The Last Full Measure gains momentum and never lags after the one hour twenty-six-minute mark. When Huffman reveals his backstory, Stan makes it work even though it is another trope. Sans dialogue, throughout the film, Stan lays the emotional groundwork for this revelation by visibly projecting pain, discomfort and trauma. This acting choice made me wonder why he felt such kinship to their trauma. The use of wardrobe also reflects his character development from suit to leather jackets and no ties. Who hurt him? What motivates him to be a mover and shaker? How do Vietnam vets who watch this film feel about Huffman’s pain being placed next to theirs? Huffman and all his interviewees get a lesson in how to live as a man after trauma with zero suffering Olympics. All pain is valid and must be expressed to be healed.

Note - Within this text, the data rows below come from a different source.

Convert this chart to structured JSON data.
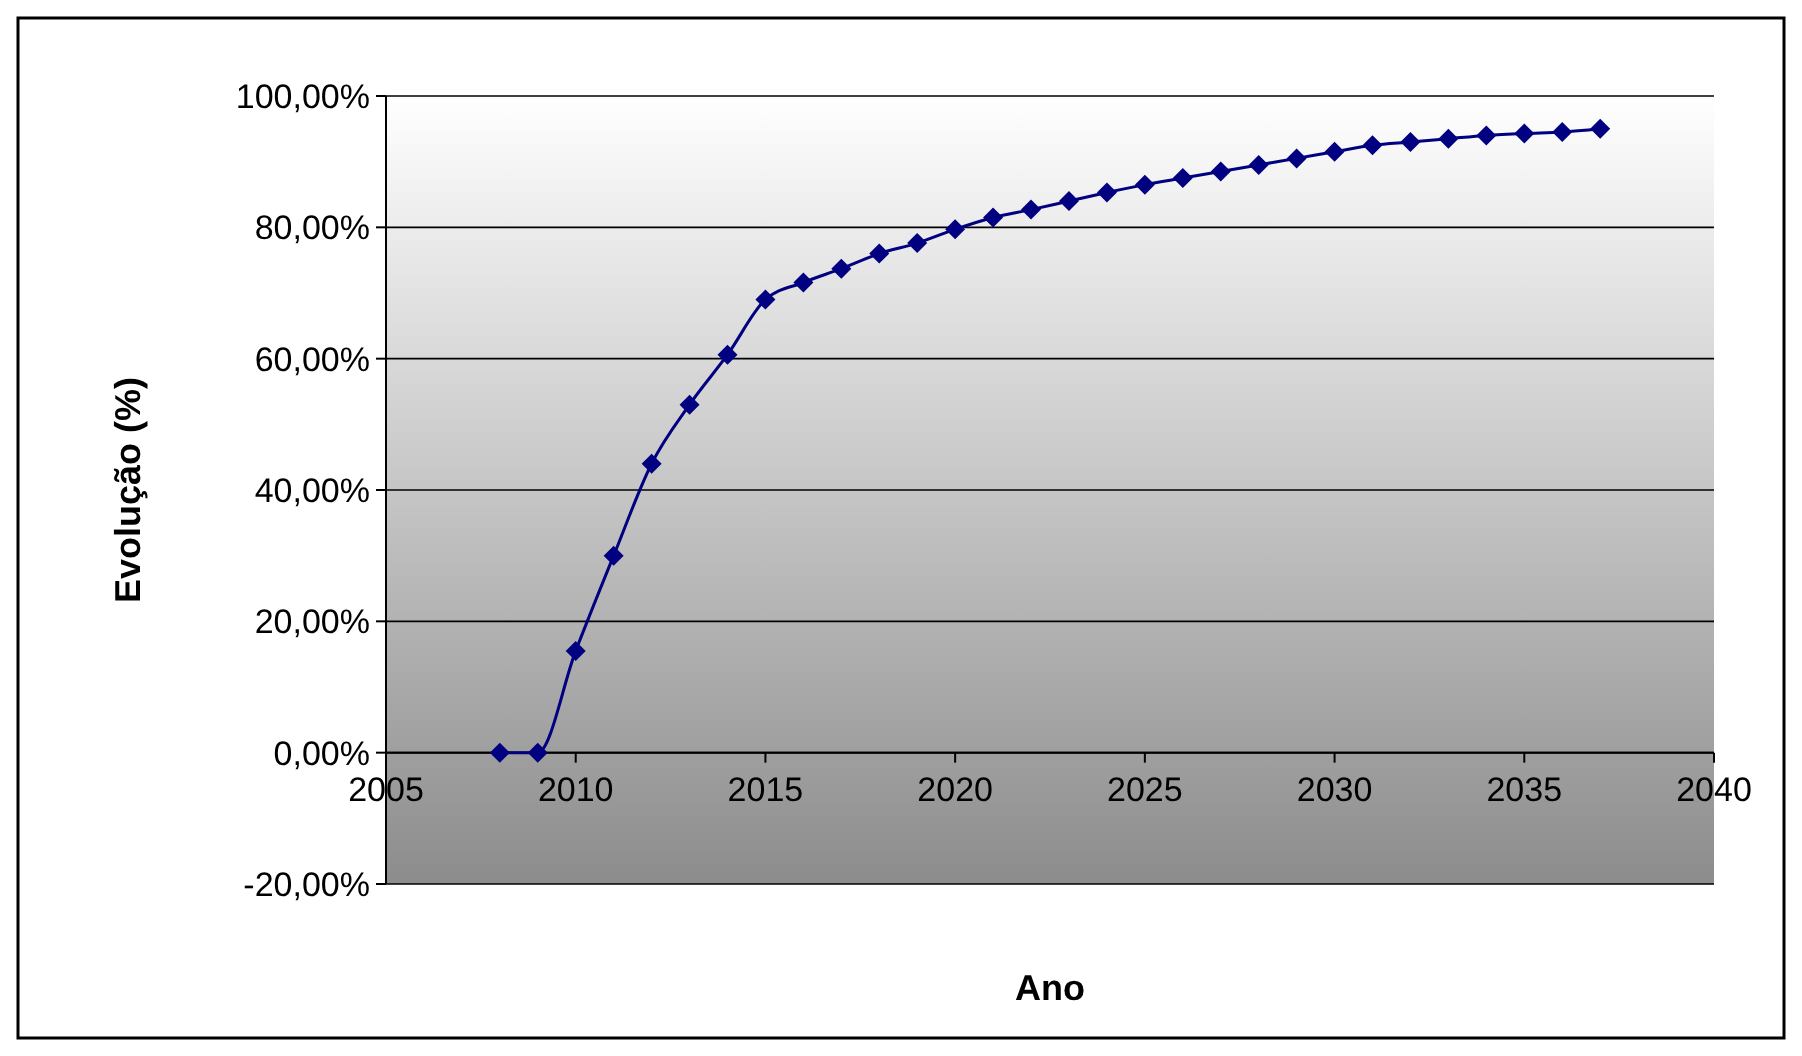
{
  "chart_data": {
    "type": "line",
    "xlabel": "Ano",
    "ylabel": "Evolução (%)",
    "x": [
      2008,
      2009,
      2010,
      2011,
      2012,
      2013,
      2014,
      2015,
      2016,
      2017,
      2018,
      2019,
      2020,
      2021,
      2022,
      2023,
      2024,
      2025,
      2026,
      2027,
      2028,
      2029,
      2030,
      2031,
      2032,
      2033,
      2034,
      2035,
      2036,
      2037
    ],
    "series": [
      {
        "color": "#000080",
        "values": [
          0,
          0,
          15.5,
          30,
          44,
          53,
          60.6,
          69,
          71.6,
          73.7,
          76,
          77.6,
          79.7,
          81.5,
          82.7,
          84,
          85.3,
          86.5,
          87.5,
          88.5,
          89.5,
          90.5,
          91.5,
          92.5,
          93,
          93.5,
          94,
          94.3,
          94.5,
          95
        ]
      }
    ],
    "xlim": [
      2005,
      2040
    ],
    "xticks": [
      2005,
      2010,
      2015,
      2020,
      2025,
      2030,
      2035,
      2040
    ],
    "ylim": [
      -20,
      100
    ],
    "yticks": [
      {
        "value": -20,
        "label": "-20,00%"
      },
      {
        "value": 0,
        "label": "0,00%"
      },
      {
        "value": 20,
        "label": "20,00%"
      },
      {
        "value": 40,
        "label": "40,00%"
      },
      {
        "value": 60,
        "label": "60,00%"
      },
      {
        "value": 80,
        "label": "80,00%"
      },
      {
        "value": 100,
        "label": "100,00%"
      }
    ],
    "grid": "y",
    "marker": "diamond",
    "line_style": "solid"
  }
}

Afterwards Huffman becomes a man on a mission and claims his calling as witness. It is a powerful turning point in the story as he consciously becomes an emotional exorcist. Robinson heightens the stakes with an unnecessary threat that if Huffman exposes issues with the initial award decision, he could threaten his career, but that storyline fizzles out because Robinson just sees men as flawed, not villains. By the end of the film, everyone gets carried away with Huffman’s zeal until we reach an effective, emotionally manipulative denouement that will resonate with even the most cynical viewer.
Stay for the closing credits of The Last Full Measure when we see clips from real-life interviews of people who knew Pitsenbarger, who gets the short shrift in this film and still needs a documentary devoted to him. In the film, when a vet tells a story about him, the film shows a flashback. Pitsenbarger takes off his helmet to show his golden hair. He is the most handsome and physically fit in these flashbacks. Think discount Steve Rogers or brand name Chris Evans. Attractiveness equals goodness. The flashbacks are the weakest point in the film. The flashback actors are never going to be as good as the thespians who play the older version of their characters because we are not watching This Is Us. These scenes are monotonous and repetitive. The movie opens with these scenes and initially makes it look black and white with green accents, which is as interesting as it gets.
If you have time to watch a flawed movie with amazing performances that addresses men confronting trauma in an ultimately healthy way, I highly recommend that you see The Last Full Measure.